Six months post-grad, adrift. Needs community and the reassurance that the messy middle is normal — not more productivity advice.
Journey map

Following Priya through the career arc

The journey map traces Priya from anxiety and comparison, through her first real engagement with Akka, to the moment she becomes a big sister herself — the platform's most powerful retention loop.
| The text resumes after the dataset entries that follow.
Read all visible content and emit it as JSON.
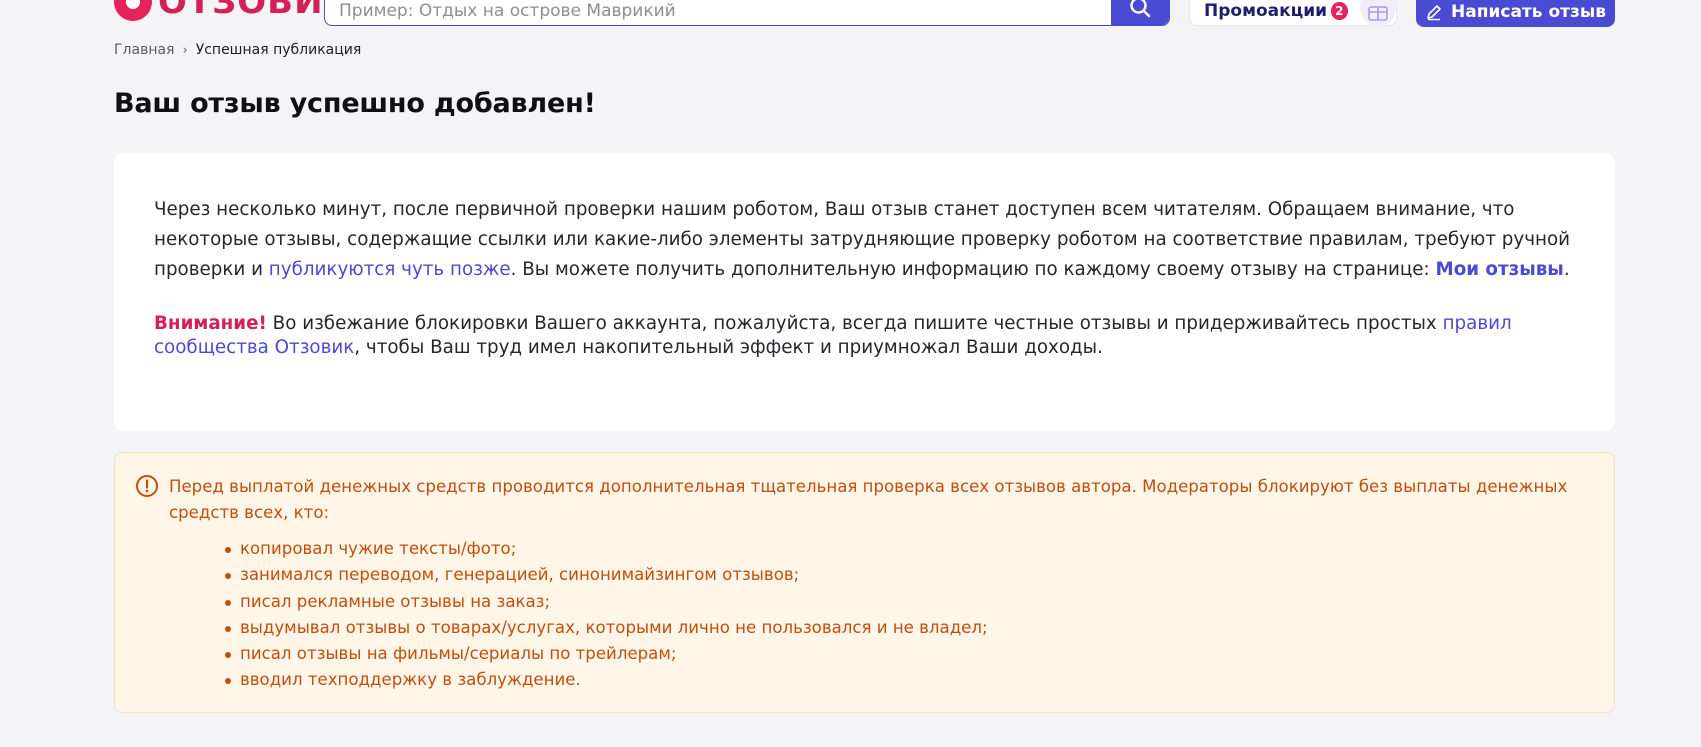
{
  "header": {
    "logo_text": "ОТЗОВИК",
    "search_placeholder": "Пример: Отдых на острове Маврикий",
    "promo_label": "Промоакции",
    "promo_count": "2",
    "write_label": "Написать отзыв"
  },
  "breadcrumb": {
    "home": "Главная",
    "separator": "›",
    "current": "Успешная публикация"
  },
  "page_title": "Ваш отзыв успешно добавлен!",
  "notice": {
    "text_1": "Через несколько минут, после первичной проверки нашим роботом, Ваш отзыв станет доступен всем читателям. Обращаем внимание, что некоторые отзывы, содержащие ссылки или какие-либо элементы затрудняющие проверку роботом на соответствие правилам, требуют ручной проверки и ",
    "link_later": "публикуются чуть позже",
    "text_2": ". Вы можете получить дополнительную информацию по каждому своему отзыву на странице: ",
    "link_my_reviews": "Мои отзывы",
    "text_3": ".",
    "attention_label": "Внимание!",
    "attention_text": " Во избежание блокировки Вашего аккаунта, пожалуйста, всегда пишите честные отзывы и придерживайтесь простых ",
    "link_rules": "правил сообщества Отзовик",
    "attention_tail": ", чтобы Ваш труд имел накопительный эффект и приумножал Ваши доходы."
  },
  "warning": {
    "intro": "Перед выплатой денежных средств проводится дополнительная тщательная проверка всех отзывов автора. Модераторы блокируют без выплаты денежных средств всех, кто:",
    "items": [
      "копировал чужие тексты/фото;",
      "занимался переводом, генерацией, синонимайзингом отзывов;",
      "писал рекламные отзывы на заказ;",
      "выдумывал отзывы о товарах/услугах, которыми лично не пользовался и не владел;",
      "писал отзывы на фильмы/сериалы по трейлерам;",
      "вводил техподдержку в заблуждение."
    ]
  },
  "icons": {
    "logo": "otzovik-logo-icon",
    "search": "search-icon",
    "gift": "gift-icon",
    "pencil": "pencil-icon",
    "warning": "exclamation-circle-icon"
  },
  "colors": {
    "brand_pink": "#d41f57",
    "accent_blue": "#4a4bd3",
    "warning_text": "#c24e0d",
    "warning_bg": "#fff6e7"
  }
}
Stage Thinking Emotion Pain point Opportunity
Awareness
Junior year begins
"Everyone seems to know what they're doing. Why don't I?" Anxious, behind Generic advice everywhere. Comparison spiral on social. Empathy-first onboarding
Discovery
Finds Akka
"Okay — this actually sounds like me a year from now." Curious, cautious Unsure if mentor will understand her background. Warm matching flowIcebreaker prompts
Engagement
First real session
"She actually understands. This is what I needed." Relieved, energized Slow response time can break momentum. Response nudgesMilestones
Transition
Offer + negotiation
"I would have just accepted whatever they offered without this." Nervous → capable High-stakes moment needs real-time reassurance. Negotiation playbook
Loyalty
Becomes a big sister
"I want to be the person I needed when I was 18." Proud, purposeful Needs guidance on how to be a good mentor herself. Mentor onboarding
Design

Warm, not saccharine.
Structured, not rigid.

The design system is built around three principles drawn directly from research: emotional safety before utility, relatable over authoritative, and structure that feels like conversation. The palette — rose primary, plum secondary, sage accent — stays warm without being overwhelming.

Rose — primary #C94E74
Rose light #F2D4DF
Plum — secondary #6B5FA0
Plum light #EAE7F5
Sage — accent #2A8A6A
Warm white — base #F5F0E8
Interactive prototype

Try it yourself

An interactive Figma prototype walking through the core flow — onboarding, matching, and your first conversation with your akka.

Prototype coming soon
The interactive prototype is currently being built in Figma. It will walk through onboarding → matching → first session → playbook — the core loop in full.
In progress
Reflection

What I learned building Akka

Building something you personally needed is clarifying in a way that no brief can replicate. Every time a design decision felt uncertain, I could ask myself: would this have made me feel safe enough to ask the question I was too embarrassed to ask? That compass made the work more intentional — and more honest.

Design insight
Safety before utility
Every feature decision came back to one question: does this make the user feel safe enough to be honest? I know from experience — as both the asker and the giver of advice — that you don't open up until you feel held. Emotional safety isn't a soft requirement. It's the entire foundation.
Research insight
The near-peer principle
Users wanted someone "a year or two ahead" — not five, not ten. Too much distance and the advice becomes abstract, the empathy performative. This matched my own experience exactly: what I needed wasn't wisdom, it was someone who remembered what it felt like to not know.
Personal insight
The cycle is the whole point
Akka's strongest design moment isn't the matching flow or the playbooks — it's when a user becomes an akka herself. I built this as someone who needed guidance and as someone who gives it. That cycle — receiving and then becoming — is the emotional core of the whole product.